CNBC of course chipped in with its usual "train wreck envy," giving folks like Faber who have been wrong five years running a free platform to talk up his book; same for Gartman and others. And it worked for a while. The ten-year treasury note yield hit a high for the year; stock markets dropped below 18,000 on the Dow, 2100 on the S&P and 5000 on the NASDAQ and the "correction" prediction proliferated on the CNBC website and most every hour of live broadcast.
But investors finally woke up in the middle of this week to the fact that the drop in oil prices to fall as low as $10 a barrel predicted by Gartman just over six months ago that would continue to impede US GDP had in fact turned into an almost 50% increase from the 2015 low in the mid-$40s to over $60! That winter weather that cut into energy sector construction and production, along with the West Coast port strike that hurt multiple sectors including retail in Q1, were well and truly over. Also, that the rise in the US dollar, which held back earnings and revenues for US multinationals and technology companies with huge overseas businesses, had come to an end as the EU had bounced off its technical bottom. The Dow rose by 192 points even on a day where retail sales (as traditionally measured with heavy focus on department stores rather than the new mobility of sales of goods) showed virtually no growth month over month.
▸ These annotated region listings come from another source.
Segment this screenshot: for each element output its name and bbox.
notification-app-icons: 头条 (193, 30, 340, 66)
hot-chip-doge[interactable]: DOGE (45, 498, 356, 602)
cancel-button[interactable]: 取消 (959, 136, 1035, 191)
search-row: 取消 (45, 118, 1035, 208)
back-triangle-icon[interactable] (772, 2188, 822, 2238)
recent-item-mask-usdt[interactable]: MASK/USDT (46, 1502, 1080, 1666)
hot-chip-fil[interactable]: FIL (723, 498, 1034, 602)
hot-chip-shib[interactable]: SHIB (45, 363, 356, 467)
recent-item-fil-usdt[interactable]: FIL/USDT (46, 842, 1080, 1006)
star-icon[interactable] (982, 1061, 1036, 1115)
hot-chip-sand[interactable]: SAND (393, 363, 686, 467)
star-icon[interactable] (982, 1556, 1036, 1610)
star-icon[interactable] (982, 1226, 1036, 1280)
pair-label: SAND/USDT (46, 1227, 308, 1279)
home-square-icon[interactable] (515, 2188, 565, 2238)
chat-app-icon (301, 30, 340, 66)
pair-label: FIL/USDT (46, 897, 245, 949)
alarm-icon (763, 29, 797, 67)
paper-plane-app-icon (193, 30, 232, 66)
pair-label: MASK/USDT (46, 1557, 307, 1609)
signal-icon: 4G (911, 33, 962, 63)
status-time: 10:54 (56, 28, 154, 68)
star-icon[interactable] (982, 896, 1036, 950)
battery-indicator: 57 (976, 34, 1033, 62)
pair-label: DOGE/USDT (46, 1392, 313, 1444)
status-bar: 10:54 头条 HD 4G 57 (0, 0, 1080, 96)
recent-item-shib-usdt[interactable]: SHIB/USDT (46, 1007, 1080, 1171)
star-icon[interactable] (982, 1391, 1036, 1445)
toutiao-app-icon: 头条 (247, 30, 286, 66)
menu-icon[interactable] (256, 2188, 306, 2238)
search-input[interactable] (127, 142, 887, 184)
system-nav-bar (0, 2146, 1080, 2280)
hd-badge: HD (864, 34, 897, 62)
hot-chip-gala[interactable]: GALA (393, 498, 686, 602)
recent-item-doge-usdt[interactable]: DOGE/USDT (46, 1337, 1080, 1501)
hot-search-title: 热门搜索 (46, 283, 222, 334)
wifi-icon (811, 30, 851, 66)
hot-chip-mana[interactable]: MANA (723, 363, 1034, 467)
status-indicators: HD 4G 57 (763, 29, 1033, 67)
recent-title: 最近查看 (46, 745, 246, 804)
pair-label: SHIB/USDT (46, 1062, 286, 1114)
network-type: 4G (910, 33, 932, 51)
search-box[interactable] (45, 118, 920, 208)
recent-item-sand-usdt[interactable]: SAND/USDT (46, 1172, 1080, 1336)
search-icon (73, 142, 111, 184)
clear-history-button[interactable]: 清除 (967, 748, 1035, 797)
This time around, the market manipulations of the past five springs seems to have fallen on more skeptical ears. "Fool me five times, it's my fault" seems to be the order of the day in the markets. And the continued decline in weekly average jobless claims - a 15 year low - as of May 14, also showed that the economy might just do this year what it did last year and push GDP levels approaching 3% for the rest of the year. The Chicken Littles are taking cover for the moment!
Terry Connelly is an economic expert and dean emeritus of the Ageno School of Business at Golden Gate University in San Francisco. Terry holds a law degree from NYU School of Law and his professional history includes positions with Ernst & Young Australia, the Queensland University of Technology Graduate School of Business, New York law firm Cravath, Swaine & Moore, global chief of staff at Salomon Brothers investment banking firm and global head of investment banking at Cowen & Company. In conjunction with Golden Gate University President Dan Angel, Terry co-authored Riptide: The New Normal In Higher Education.